Sara grabbed his arm. "No, Dell. They're dangerous!"
"Since when? I've seen them since I settled this dig. They've never given me any trouble."
"But ... surely you heard? The killings over at Blueman's dig?"
"What killings? Remember ... no radio! I only know what you tell me."
"Oh. Well, tapigs are dangerous now! It started a month or so back. Two men were trapped in a pit and several tapigs went in after them and ... well it was a gory mess from what I heard. There've been others. John Hall, on my circuit, for one. He's still in the hospital with cracked ribs and a useless left leg. There was a general alert!"
"Over the radio?"
"Yes, over the radio. Don't look at me like that."
They backed down behind the rise. The beast paced around below the saucer's open door. Sara hadn't lowered the ramp, and the opening was too high for the four-footed grazer.
"Look," Dell pointed. There was another, coming to join the first. Low-pitched snorts could be heard.
"What's changed them?" he asked. "People have been here for a dozen years or more. Tapigs have always been timid and avoid a dig area."
Across the clearing, one of the tapigs turned its snout in their direction and snorted. The others turned their way, too.
"Let's get out of sight." Sara whispered.
"You may be right." Two of the tapigs started moving their way.
Dell led the way back to camp, looking over his dig with a new eye. Where to hide? Tents were no help.
"Can you climb?" He boosted her into the largest tree in his camp. Neither of them were agile, but working together they made it up to the thick lower branches.
Tapigs came through the camp, snorting and pawing at the ground. Dell held his breath, expecting them to tear everything up and destroy his cache of artifacts. Instead, they quickly searched the area and although their heads weren't articulated to let them look up, they soon began circling the tree.
Sara and Dell sat quietly, sparing one hand each to hold on to each other. Maggie landed on a nearby branch and watched them. After fifteen minutes of snorting and pawing, the tapigs left together.
Dell whispered, "I'll go down and check."
"No, wait a minute." She reached into her pouch and pulled out one of her gadgets. She scanned the surrounding darkness. It showed a dozen heat signatures, behind the bushes.

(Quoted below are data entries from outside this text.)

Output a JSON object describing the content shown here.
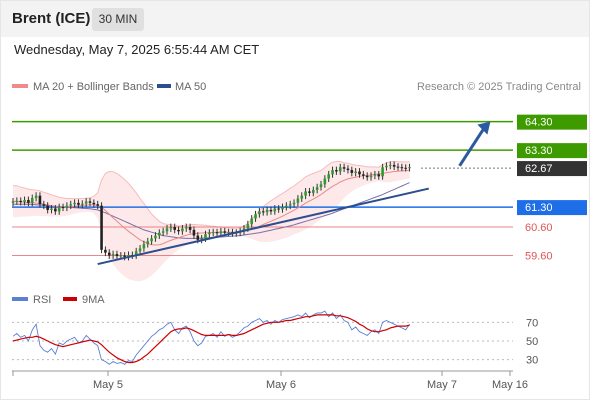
{
  "header": {
    "title": "Brent (ICE)",
    "timeframe": "30 MIN",
    "datetime": "Wednesday, May 7, 2025 6:55:44 AM CET"
  },
  "legend": {
    "ma20_label": "MA 20 + Bollinger Bands",
    "ma50_label": "MA 50",
    "credit": "Research © 2025 Trading Central"
  },
  "rsi_legend": {
    "rsi_label": "RSI",
    "ma_label": "9MA"
  },
  "chart_data": [
    {
      "type": "candlestick",
      "title": "Brent (ICE)",
      "x_ticks": [
        "May 5",
        "May 6",
        "May 7",
        "May 16"
      ],
      "ylim": [
        58.6,
        65.2
      ],
      "current_price": 62.67,
      "levels": [
        {
          "value": 64.3,
          "label": "64.30",
          "kind": "resistance",
          "color": "#3d9b00"
        },
        {
          "value": 63.3,
          "label": "63.30",
          "kind": "resistance",
          "color": "#3d9b00"
        },
        {
          "value": 62.67,
          "label": "62.67",
          "kind": "last",
          "color": "#333333"
        },
        {
          "value": 61.3,
          "label": "61.30",
          "kind": "pivot",
          "color": "#1e6ee8"
        },
        {
          "value": 60.6,
          "label": "60.60",
          "kind": "support",
          "color": "#e05555"
        },
        {
          "value": 59.6,
          "label": "59.60",
          "kind": "support",
          "color": "#e05555"
        }
      ],
      "series_close": [
        61.5,
        61.52,
        61.48,
        61.55,
        61.45,
        61.62,
        61.7,
        61.4,
        61.35,
        61.2,
        61.25,
        61.15,
        61.3,
        61.28,
        61.35,
        61.4,
        61.45,
        61.38,
        61.42,
        61.5,
        61.45,
        61.4,
        61.35,
        59.8,
        59.7,
        59.6,
        59.65,
        59.58,
        59.6,
        59.55,
        59.62,
        59.6,
        59.75,
        59.85,
        60.0,
        60.1,
        60.2,
        60.3,
        60.4,
        60.45,
        60.55,
        60.6,
        60.5,
        60.45,
        60.55,
        60.6,
        60.5,
        60.3,
        60.15,
        60.2,
        60.35,
        60.4,
        60.42,
        60.38,
        60.45,
        60.4,
        60.42,
        60.38,
        60.4,
        60.45,
        60.55,
        60.7,
        60.9,
        61.05,
        61.15,
        61.12,
        61.2,
        61.15,
        61.25,
        61.22,
        61.3,
        61.35,
        61.4,
        61.45,
        61.6,
        61.7,
        61.85,
        61.8,
        61.9,
        62.0,
        62.1,
        62.3,
        62.45,
        62.6,
        62.55,
        62.7,
        62.65,
        62.6,
        62.5,
        62.55,
        62.45,
        62.4,
        62.35,
        62.4,
        62.45,
        62.38,
        62.7,
        62.75,
        62.78,
        62.72,
        62.7,
        62.68,
        62.67,
        62.7
      ],
      "ma20": [
        61.5,
        61.5,
        61.48,
        61.47,
        61.45,
        61.45,
        61.44,
        61.43,
        61.4,
        61.38,
        61.35,
        61.33,
        61.3,
        61.3,
        61.3,
        61.32,
        61.33,
        61.35,
        61.36,
        61.37,
        61.38,
        61.38,
        61.36,
        61.3,
        61.18,
        61.05,
        60.92,
        60.8,
        60.68,
        60.56,
        60.45,
        60.35,
        60.25,
        60.15,
        60.08,
        60.02,
        59.98,
        59.97,
        59.98,
        60.02,
        60.08,
        60.13,
        60.18,
        60.22,
        60.27,
        60.31,
        60.35,
        60.37,
        60.38,
        60.39,
        60.4,
        60.4,
        60.41,
        60.41,
        60.42,
        60.42,
        60.42,
        60.42,
        60.42,
        60.43,
        60.45,
        60.48,
        60.53,
        60.58,
        60.63,
        60.69,
        60.75,
        60.8,
        60.86,
        60.92,
        60.98,
        61.05,
        61.12,
        61.19,
        61.27,
        61.35,
        61.44,
        61.51,
        61.58,
        61.66,
        61.74,
        61.84,
        61.94,
        62.03,
        62.1,
        62.18,
        62.24,
        62.29,
        62.32,
        62.35,
        62.38,
        62.4,
        62.41,
        62.43,
        62.45,
        62.46,
        62.48,
        62.51,
        62.53,
        62.55,
        62.56,
        62.57,
        62.58,
        62.6
      ],
      "bb_width": [
        0.55,
        0.55,
        0.52,
        0.5,
        0.48,
        0.46,
        0.45,
        0.44,
        0.42,
        0.4,
        0.38,
        0.36,
        0.34,
        0.32,
        0.3,
        0.28,
        0.26,
        0.25,
        0.24,
        0.24,
        0.25,
        0.3,
        0.45,
        0.95,
        1.3,
        1.5,
        1.62,
        1.68,
        1.7,
        1.7,
        1.68,
        1.62,
        1.55,
        1.45,
        1.35,
        1.22,
        1.08,
        0.95,
        0.82,
        0.7,
        0.62,
        0.55,
        0.48,
        0.42,
        0.38,
        0.35,
        0.33,
        0.32,
        0.3,
        0.28,
        0.26,
        0.24,
        0.22,
        0.2,
        0.18,
        0.16,
        0.15,
        0.14,
        0.14,
        0.15,
        0.18,
        0.25,
        0.35,
        0.45,
        0.55,
        0.62,
        0.68,
        0.72,
        0.75,
        0.78,
        0.8,
        0.82,
        0.84,
        0.85,
        0.88,
        0.9,
        0.92,
        0.92,
        0.9,
        0.88,
        0.85,
        0.85,
        0.86,
        0.85,
        0.8,
        0.72,
        0.62,
        0.55,
        0.48,
        0.42,
        0.38,
        0.34,
        0.3,
        0.28,
        0.26,
        0.24,
        0.3,
        0.34,
        0.36,
        0.35,
        0.33,
        0.32,
        0.3,
        0.3
      ],
      "ma50": [
        61.4,
        61.4,
        61.4,
        61.4,
        61.4,
        61.39,
        61.38,
        61.37,
        61.36,
        61.35,
        61.34,
        61.33,
        61.32,
        61.31,
        61.3,
        61.29,
        61.28,
        61.27,
        61.26,
        61.25,
        61.24,
        61.22,
        61.2,
        61.15,
        61.1,
        61.04,
        60.98,
        60.92,
        60.86,
        60.8,
        60.74,
        60.68,
        60.62,
        60.56,
        60.5,
        60.46,
        60.42,
        60.38,
        60.34,
        60.3,
        60.28,
        60.26,
        60.24,
        60.22,
        60.21,
        60.2,
        60.2,
        60.2,
        60.2,
        60.21,
        60.22,
        60.22,
        60.23,
        60.24,
        60.25,
        60.26,
        60.27,
        60.28,
        60.29,
        60.3,
        60.32,
        60.34,
        60.36,
        60.38,
        60.4,
        60.43,
        60.46,
        60.49,
        60.52,
        60.55,
        60.58,
        60.61,
        60.64,
        60.68,
        60.72,
        60.76,
        60.8,
        60.84,
        60.88,
        60.92,
        60.96,
        61.0,
        61.04,
        61.09,
        61.14,
        61.19,
        61.24,
        61.29,
        61.34,
        61.39,
        61.44,
        61.49,
        61.54,
        61.59,
        61.64,
        61.69,
        61.74,
        61.8,
        61.86,
        61.92,
        61.98,
        62.04,
        62.1,
        62.16
      ],
      "trendline": {
        "from": {
          "bar": 22,
          "value": 59.3
        },
        "to": {
          "bar": 108,
          "value": 61.95
        }
      },
      "projection": {
        "from": {
          "bar": 116,
          "value": 62.75
        },
        "to": {
          "bar": 124,
          "value": 64.3
        }
      }
    },
    {
      "type": "line",
      "title": "RSI",
      "y_ticks": [
        "70",
        "50",
        "30"
      ],
      "ylim": [
        20,
        80
      ],
      "series": [
        {
          "name": "RSI",
          "color": "#5b7fd6",
          "values": [
            55,
            58,
            54,
            56,
            50,
            62,
            68,
            45,
            40,
            38,
            42,
            36,
            48,
            46,
            50,
            52,
            54,
            48,
            50,
            56,
            52,
            48,
            45,
            30,
            28,
            25,
            28,
            26,
            27,
            25,
            29,
            28,
            35,
            40,
            45,
            50,
            55,
            58,
            62,
            64,
            68,
            70,
            62,
            58,
            64,
            66,
            60,
            50,
            45,
            48,
            55,
            56,
            58,
            54,
            60,
            55,
            57,
            54,
            56,
            60,
            64,
            66,
            70,
            72,
            74,
            70,
            72,
            68,
            72,
            70,
            73,
            74,
            75,
            76,
            78,
            76,
            80,
            75,
            78,
            80,
            80,
            82,
            76,
            80,
            74,
            78,
            72,
            70,
            62,
            65,
            60,
            58,
            56,
            60,
            62,
            58,
            70,
            72,
            70,
            68,
            66,
            64,
            62,
            68
          ]
        },
        {
          "name": "9MA",
          "color": "#cc0000",
          "values": [
            50,
            51,
            52,
            53,
            54,
            54,
            55,
            54,
            52,
            50,
            48,
            46,
            45,
            44,
            45,
            46,
            47,
            48,
            49,
            50,
            51,
            50,
            49,
            46,
            42,
            38,
            35,
            32,
            30,
            28,
            27,
            27,
            28,
            30,
            33,
            36,
            40,
            44,
            48,
            52,
            56,
            60,
            62,
            63,
            63,
            64,
            63,
            61,
            59,
            57,
            56,
            56,
            56,
            56,
            56,
            56,
            57,
            56,
            56,
            57,
            58,
            60,
            62,
            64,
            66,
            68,
            69,
            70,
            70,
            70,
            71,
            72,
            72,
            73,
            74,
            75,
            76,
            76,
            77,
            78,
            78,
            78,
            78,
            78,
            77,
            77,
            76,
            75,
            73,
            71,
            68,
            66,
            63,
            61,
            60,
            60,
            61,
            62,
            64,
            65,
            66,
            66,
            66,
            67
          ]
        }
      ]
    }
  ]
}
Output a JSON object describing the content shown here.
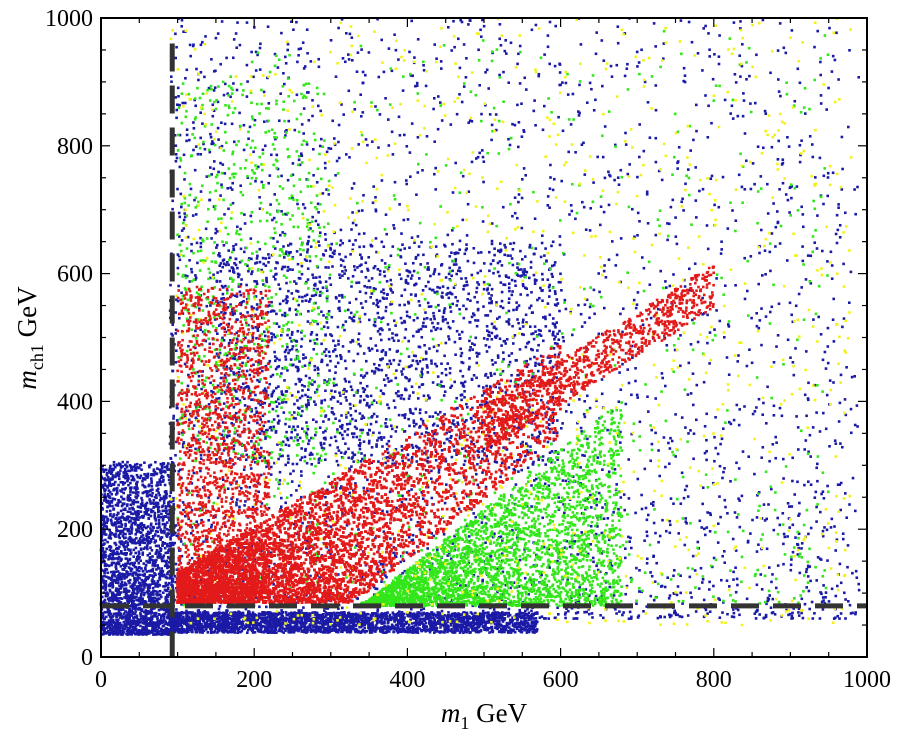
{
  "chart_data": {
    "type": "scatter",
    "xlabel": {
      "var": "m",
      "sub": "1",
      "unit": " GeV"
    },
    "ylabel": {
      "var": "m",
      "sub": "ch1",
      "unit": " GeV"
    },
    "xlim": [
      0,
      1000
    ],
    "ylim": [
      0,
      1000
    ],
    "xticks": [
      0,
      200,
      400,
      600,
      800,
      1000
    ],
    "yticks": [
      0,
      200,
      400,
      600,
      800,
      1000
    ],
    "xtick_labels": [
      "0",
      "200",
      "400",
      "600",
      "800",
      "1000"
    ],
    "ytick_labels": [
      "0",
      "200",
      "400",
      "600",
      "800",
      "1000"
    ],
    "grid": false,
    "legend": "none",
    "reference_lines": [
      {
        "orientation": "vertical",
        "x": 93,
        "style": "dashed",
        "color": "#333333"
      },
      {
        "orientation": "horizontal",
        "y": 80,
        "style": "dashed",
        "color": "#333333"
      }
    ],
    "series": [
      {
        "color": "#1a1aa6",
        "description_regions": "broad spread m1 0-980, mch1 0-1000; dense band mch1 40-70 for m1 90-560; dense block m1 0-90, mch1 40-300"
      },
      {
        "color": "#e31a1a",
        "description_regions": "dense triangle m1 100-600, mch1 90 up to ~m1 diagonal; extends along diagonal to m1 ~800, mch1 ~650"
      },
      {
        "color": "#33e61a",
        "description_regions": "dense wedge below diagonal m1 340-680, mch1 80-400; sparse m1 100-950, mch1 100-1000"
      },
      {
        "color": "#f2f21a",
        "description_regions": "sparse m1 90-980, mch1 50-1000"
      }
    ]
  }
}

Dell shivered. "They're hiding, waiting for us to come down."
"When do they expect you at the port?"
She sighed. "Not for a day or so. I knew you'd take a long time, so I planed to go half-way to Kreiger's dig and camp out for the night."
"Why? You could have stayed here."
Her lip wiggled slightly. "There's a pool at the office. I'm not supposed to know about it. People check my transponder to see where I spend the night."
"Really? They think you...?"
"Drop it, Dell." She stared off at the shadows below.
"Okay, but... Well what do we do now?"
"Emulate Maggie, I guess." On the next branch, a motionless ball of feathers waited out the dawn. 
Dell nodded, and repositioned himself, trying to find comfort and a way to stay on his perch without keeping a death-grip on the branches. Soon, using their belts, they managed to settle in. He had his back to the main trunk, and Sara nestled her head against his chest.
“If I’d known what it took to get you to sleep with me...”
She poked him in the ribs. But she didn’t move away.
Below, an occasional snort let them know their captors had not left.